Quand Vincent est seul, on passe en mode introspectif.

Je lui ai acheté une psyché, un grand miroir sur pied, pour mettre en scène l’évolution du rapport qu’il entretient avec l’image de son corps. Le corps est filmé au plus près, quand il se muscle, quand il se rase, quand il surveille l’évolution de sa pilosité. La caméra est posée, l’image est travaillée, l’éclairage est important, on cherche à être à fleur de peau.
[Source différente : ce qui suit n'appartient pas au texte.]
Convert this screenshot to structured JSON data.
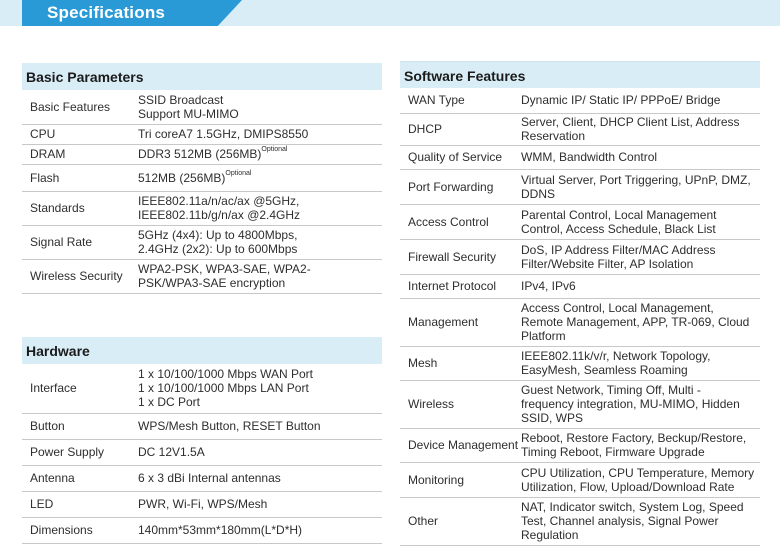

La narration passe par la voix de Vincent, en in ou en off. Sa texture et sa gravité évoluent. Le changement de tonalité de la voix est un des éléments les plus significatifs de la transition. Lorsqu’elle vient en off, elle exprime l’intériorité du personnage, son ressenti intime, ses confidences, ses angoisses, son trouble parfois. Vincent traverse des moments de doute. Les changements physiques, psychologiques, émotionnels sont complexes et génèrent toutes sortes d’interrogations.

 

caporal vinz

 

Pour ne pas couper cet accès à son intériorité, lorsque je suis absente, nous avons mis en place un dispositif de journal filmé. Régulièrement, Vincent se filme, en principe le jour de son injection de testostérone. Il m’envoie la vidéo ainsi que  des photos qui documentent les changements physiques.

Nous en discutons ensuite par skype. Ce lien est essentiel pour le film, cette intimité de parole qui doit lui permettre de s’exprimer sur tous les aspects de l’expérience qu’il est en train de vivre. Des extraits de ce journal filmés tourné en HD pourront être intégrés au montage.

Le film va se tourner en plusieurs étapes sur la période nécessaire à la transformation physique de Vincent. Je veux pouvoir observer toutes les étapes jusqu’à la décision finale concernant un éventuel pénis artificiel (phalloplastie). La psychologie de Vincent évolue en parallèle à sa transformation physique. Ce qui lui apparaît comme une certitude aujourd’hui ne le sera peut être plus dans un an.

Le contexte militaire est partie prenante du récit. Vincent s’est engagé dans l’armée par choix. Sa participation à la mission Athéna en Afghanistan, à l’époque il était encore officiellement Virginie Lamarre dans l’Armée, a joué un rôle essentiel dans la décision de faire son coming out, une fois qu’il en est revenu. Dans les  images  ramenées d’Afghanistan, on voit Virginie conduire les énormes camions de ravitaillement en carburant le long d’une route construite par l’armée canadienne.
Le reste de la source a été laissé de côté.